Żużel. Nie milkną echa odwołanego finału eWinner 1. Ligi. Mamy komentarz GKSŻ

WP SportoweFakty / Łukasz Forysiak / Na zdjęciu: kibice Falubazu Zielona Góra
WP SportoweFakty / Łukasz Forysiak / Na zdjęciu: kibice Falubazu Zielona Góra

W sobotę odwołano finał eWinner 1. Ligi w Zielonej Górze, w którym miały się zmierzyć drużyny Stelmet Falubazu i Cellfast Wilków. O powodach takiej decyzji mówi nam Zbigniew Fiałkowski, wiceprzewodniczący GKSŻ.

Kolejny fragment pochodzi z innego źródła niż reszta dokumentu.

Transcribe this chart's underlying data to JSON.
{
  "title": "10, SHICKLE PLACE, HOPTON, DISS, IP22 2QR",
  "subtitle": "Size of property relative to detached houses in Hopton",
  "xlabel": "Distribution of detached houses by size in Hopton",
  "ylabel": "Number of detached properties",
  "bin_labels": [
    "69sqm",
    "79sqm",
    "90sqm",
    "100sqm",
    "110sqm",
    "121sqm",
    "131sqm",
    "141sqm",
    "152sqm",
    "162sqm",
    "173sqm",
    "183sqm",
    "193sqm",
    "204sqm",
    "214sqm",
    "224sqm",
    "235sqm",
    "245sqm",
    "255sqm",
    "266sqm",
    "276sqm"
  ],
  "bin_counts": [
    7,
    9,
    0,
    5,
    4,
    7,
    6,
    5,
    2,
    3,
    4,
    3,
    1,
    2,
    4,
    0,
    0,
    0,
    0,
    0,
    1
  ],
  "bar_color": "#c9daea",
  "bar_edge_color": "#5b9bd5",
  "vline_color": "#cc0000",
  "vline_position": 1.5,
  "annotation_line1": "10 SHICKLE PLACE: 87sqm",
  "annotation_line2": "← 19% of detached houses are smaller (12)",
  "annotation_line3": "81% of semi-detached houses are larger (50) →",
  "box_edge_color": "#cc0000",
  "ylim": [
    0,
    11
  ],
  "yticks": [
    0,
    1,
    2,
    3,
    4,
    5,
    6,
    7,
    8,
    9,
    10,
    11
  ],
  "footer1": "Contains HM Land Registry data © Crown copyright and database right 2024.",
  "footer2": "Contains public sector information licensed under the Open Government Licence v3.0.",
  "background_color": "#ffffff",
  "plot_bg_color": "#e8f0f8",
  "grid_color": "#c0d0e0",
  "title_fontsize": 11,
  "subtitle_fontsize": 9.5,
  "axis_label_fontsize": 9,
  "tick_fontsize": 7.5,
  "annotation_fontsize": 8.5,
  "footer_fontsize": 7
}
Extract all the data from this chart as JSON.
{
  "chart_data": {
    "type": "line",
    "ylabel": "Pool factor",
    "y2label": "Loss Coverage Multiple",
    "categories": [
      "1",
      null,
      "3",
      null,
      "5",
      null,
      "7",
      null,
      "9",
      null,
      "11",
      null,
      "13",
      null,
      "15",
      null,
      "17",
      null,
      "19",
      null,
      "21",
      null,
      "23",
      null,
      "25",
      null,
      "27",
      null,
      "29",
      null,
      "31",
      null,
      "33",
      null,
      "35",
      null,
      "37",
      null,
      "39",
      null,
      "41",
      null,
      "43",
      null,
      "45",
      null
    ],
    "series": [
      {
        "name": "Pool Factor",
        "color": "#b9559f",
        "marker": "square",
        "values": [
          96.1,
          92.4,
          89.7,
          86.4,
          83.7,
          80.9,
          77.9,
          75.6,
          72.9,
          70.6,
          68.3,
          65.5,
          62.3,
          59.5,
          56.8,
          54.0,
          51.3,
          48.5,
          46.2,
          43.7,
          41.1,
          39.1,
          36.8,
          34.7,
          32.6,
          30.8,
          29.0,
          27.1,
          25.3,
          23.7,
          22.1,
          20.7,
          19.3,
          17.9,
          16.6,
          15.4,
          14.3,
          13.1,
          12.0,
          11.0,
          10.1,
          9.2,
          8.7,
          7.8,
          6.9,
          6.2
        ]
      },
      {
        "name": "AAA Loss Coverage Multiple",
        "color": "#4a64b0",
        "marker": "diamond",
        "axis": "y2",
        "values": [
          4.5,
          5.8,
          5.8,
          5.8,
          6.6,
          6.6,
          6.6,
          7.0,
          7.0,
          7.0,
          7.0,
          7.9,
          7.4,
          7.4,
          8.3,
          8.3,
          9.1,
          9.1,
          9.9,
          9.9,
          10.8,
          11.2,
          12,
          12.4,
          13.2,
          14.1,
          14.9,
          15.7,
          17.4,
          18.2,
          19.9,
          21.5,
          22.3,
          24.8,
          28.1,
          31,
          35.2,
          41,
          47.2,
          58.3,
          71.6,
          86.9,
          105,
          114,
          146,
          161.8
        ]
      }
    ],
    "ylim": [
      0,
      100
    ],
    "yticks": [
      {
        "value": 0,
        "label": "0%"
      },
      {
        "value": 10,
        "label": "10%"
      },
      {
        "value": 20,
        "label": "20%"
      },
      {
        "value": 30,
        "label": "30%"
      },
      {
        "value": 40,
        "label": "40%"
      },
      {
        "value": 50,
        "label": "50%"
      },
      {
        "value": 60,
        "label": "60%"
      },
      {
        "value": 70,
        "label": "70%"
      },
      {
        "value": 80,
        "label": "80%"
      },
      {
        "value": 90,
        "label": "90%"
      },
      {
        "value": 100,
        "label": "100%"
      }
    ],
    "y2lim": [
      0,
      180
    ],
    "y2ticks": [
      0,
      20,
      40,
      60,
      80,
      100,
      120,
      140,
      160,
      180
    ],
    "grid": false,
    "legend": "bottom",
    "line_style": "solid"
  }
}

Pierwotnie starcie Stelmet Falubazu Zielona Góra z Cellfast Wilkami Krosno planowane było na niedzielę, 18 września, na godzinę 16:00. Dzień wcześniej zapadła jednak decyzja o odwołaniu spotkania. To nie spodobało się obozowi gości.

Michał Finfa, kierownik Wilków Krosno, w niedzielę około godziny 12:30 opublikował na Facebooku swoje zdjęcie z Zielonej Góry w okularach przeciwsłonecznych. Goście byli zatem zdania, że finałowe spotkanie można było odjechać w pierwszym terminie.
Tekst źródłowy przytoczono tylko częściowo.